Opinión | Tribuna

Privatizar la monarquía

Una imagen de la familia real británica durante un acto institucional de archivo.

Una imagen de la familia real británica durante un acto institucional de archivo. / Agencias

A estas alturas de los acontecimientos, ustedes ya habrán leído y escuchado decenas de opiniones sobre el ‘inesperado’ (sic) traspaso familiar de carteras en la hipnotizadora y cinematográfica monarquía británica. De entre todas ellas, espero que no se hayan perdido una en concreto en la que, a la pregunta de cómo será el reinado del nuevo monarca, alguien espetó en una tertulia: «más corto que el de su madre». Brillante. Me encantó. Es más que obvio pero no me dirán que por su mente no pasó, tras escucharla y en ese instante, la imagen de un Carlos de Inglaterra de 143 años que por fin ha podido resarcirse tras media vida esperando y ha podido disfrutar de las mieles del poder completamente acartonado hasta 2095.

Sea como fuere y como se suele decir, el relevo de protagonistas influirá sin duda en la trama del relato, según predicen todos los analistas. Inestabilidades territoriales y aumento del independentismo en Escocia y Gales; una crisis económica que se acerca galopante por todos lados; una desconexión con Europa que le deja a merced de la caridad estadounidense y, sobre todo, una sociedad de a pie que habrá que ver si está dispuesta -ya sin la mamá eterna- a sostener una estructura o institución tan contradictoria con los tiempos que vivimos como es la monarquía. 

Hace tiempo que a raíz de los múltiples escándalos de todo tipo que han caracterizado a sus integrantes, hemos sabido que la Casa Real británica se denomina The Firm, la Empresa, también conocida como Monarchy PLC. En global, la revista Forbes le calcula a esta firma una fortuna de 27.750 millones de euros en joyas, inversiones, obras de arte, condados, parques naturales y palacios varios como el de Balmoral, donde falleció la reina. Ojo, 27.750 millones de euros. De ellos y al margen de todo lo anterior, la reina Isabel II muere con un patrimonio personal de 500 millones, 70 de los cuales ya heredó de su madre. La fortuna más que la suerte, como se ve, viene de lejos. Además, cabe destacar que los contribuyentes británicos destinan también un dinero anual fijado en 98 millones de euros para labores de representación de los miembros de la monarquía y mantenimiento del palacio de Buckingham a través de una tasa conocida como la Subvención Soberana.

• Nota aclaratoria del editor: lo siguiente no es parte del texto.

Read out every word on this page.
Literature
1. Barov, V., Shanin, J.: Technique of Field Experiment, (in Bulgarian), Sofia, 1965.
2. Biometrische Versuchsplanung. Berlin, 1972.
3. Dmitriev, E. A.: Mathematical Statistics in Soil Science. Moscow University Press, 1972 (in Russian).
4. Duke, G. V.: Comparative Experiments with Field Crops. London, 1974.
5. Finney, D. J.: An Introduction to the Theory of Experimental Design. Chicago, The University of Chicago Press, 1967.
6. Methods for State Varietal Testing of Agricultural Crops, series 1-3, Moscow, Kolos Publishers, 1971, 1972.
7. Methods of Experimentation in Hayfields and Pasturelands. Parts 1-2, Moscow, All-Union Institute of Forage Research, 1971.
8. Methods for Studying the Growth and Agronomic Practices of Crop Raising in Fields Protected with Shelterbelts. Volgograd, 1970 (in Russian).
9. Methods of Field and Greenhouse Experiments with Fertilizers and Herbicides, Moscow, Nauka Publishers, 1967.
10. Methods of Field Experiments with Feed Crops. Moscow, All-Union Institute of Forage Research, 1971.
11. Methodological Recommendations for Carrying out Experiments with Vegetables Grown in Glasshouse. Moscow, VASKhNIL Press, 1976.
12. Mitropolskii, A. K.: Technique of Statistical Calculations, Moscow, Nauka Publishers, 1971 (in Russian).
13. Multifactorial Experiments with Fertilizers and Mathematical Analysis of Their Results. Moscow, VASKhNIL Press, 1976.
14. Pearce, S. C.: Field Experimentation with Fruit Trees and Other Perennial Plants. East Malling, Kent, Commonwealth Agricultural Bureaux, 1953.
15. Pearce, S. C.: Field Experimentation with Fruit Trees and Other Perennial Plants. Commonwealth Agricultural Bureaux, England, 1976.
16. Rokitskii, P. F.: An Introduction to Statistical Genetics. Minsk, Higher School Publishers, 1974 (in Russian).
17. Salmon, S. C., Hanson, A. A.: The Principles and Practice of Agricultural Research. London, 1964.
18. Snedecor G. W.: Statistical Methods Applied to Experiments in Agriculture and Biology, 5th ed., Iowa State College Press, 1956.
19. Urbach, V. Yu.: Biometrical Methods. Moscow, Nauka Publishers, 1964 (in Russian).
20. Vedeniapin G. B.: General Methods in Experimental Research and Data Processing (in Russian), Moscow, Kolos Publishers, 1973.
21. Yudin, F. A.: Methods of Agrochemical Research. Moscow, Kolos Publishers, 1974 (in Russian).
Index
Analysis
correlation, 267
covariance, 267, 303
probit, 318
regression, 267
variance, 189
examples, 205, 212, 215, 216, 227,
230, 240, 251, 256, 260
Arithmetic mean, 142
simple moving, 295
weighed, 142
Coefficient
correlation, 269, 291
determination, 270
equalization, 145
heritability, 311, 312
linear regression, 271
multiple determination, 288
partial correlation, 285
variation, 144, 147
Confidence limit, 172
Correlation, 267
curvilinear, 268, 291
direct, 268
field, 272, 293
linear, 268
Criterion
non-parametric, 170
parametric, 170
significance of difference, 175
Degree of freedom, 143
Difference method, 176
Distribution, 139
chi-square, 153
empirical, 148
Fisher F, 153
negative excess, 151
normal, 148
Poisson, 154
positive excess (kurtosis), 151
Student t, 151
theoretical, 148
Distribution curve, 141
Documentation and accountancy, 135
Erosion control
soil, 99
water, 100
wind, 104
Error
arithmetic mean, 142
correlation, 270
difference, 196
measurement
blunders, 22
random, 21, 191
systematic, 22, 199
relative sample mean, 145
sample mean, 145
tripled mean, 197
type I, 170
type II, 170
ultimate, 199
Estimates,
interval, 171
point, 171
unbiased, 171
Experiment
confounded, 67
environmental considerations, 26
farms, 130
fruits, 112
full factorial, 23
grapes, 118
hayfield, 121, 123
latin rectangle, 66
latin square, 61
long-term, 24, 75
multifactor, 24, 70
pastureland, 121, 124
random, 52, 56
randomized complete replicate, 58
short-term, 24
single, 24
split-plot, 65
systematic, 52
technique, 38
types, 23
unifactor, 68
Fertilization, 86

Como empresa que sabe que su futuro está exclusivamente en manos de la imagen, invierte mucho dinero en ella y, claro, lo hacen muy bien. Y lo que no logran ellos con la propaganda, se lo consigue una serie espectacular que, aunque sacándoles las vergüenzas, logra que la imagen de la reina Isabel II se popularice sobre todo en las nuevas generaciones, que poca atención le prestaban a lo que consideraban como poco más que una anciana británica con el pelo siempre hecho y un bolsito colgando.

La pregunta que se abre ahora es saber hasta qué punto los británicos - y también los españoles, en la misma situación- continuarán sosteniendo a la Empresa como un elemento de estabilidad y un icono propio de fama mundial, o decidirán privatizar del todo una monarquía que ya funciona en sí misma como una rentable mercantil desde hace siglos, con gran alborozo para sus ‘reales’ accionistas. La duda que se plantea también es saber si los británicos -y los españoles- se creen capaces de organizar, tutelar, gestionar y cuidar por sí mismos de todo el territorio y posesiones estatales que ahora están bajo patrimonio de la Corona o si prefieren, como hasta ahora, externalizarlo en una familia para que se haga cargo de él a cambio de unos cuantiosos beneficios. La cuestión para británicos y españoles es dilucidar si se gana más manteniendo una estructura de poder como la monarquía que suprimiéndola; si las cuentas económicas son lo suficientemente transparentes como deberían ser; si hay familias que merecen tener más, vivir mejor que otras y ostentar poder por llevar un apellido en concreto y no otro; si esto se puede argumentar en una democracia del siglo XXI y, muy importante, si se les puede juzgar como a cualquier mortal cuando hacen el mal. He ahí la cuestión.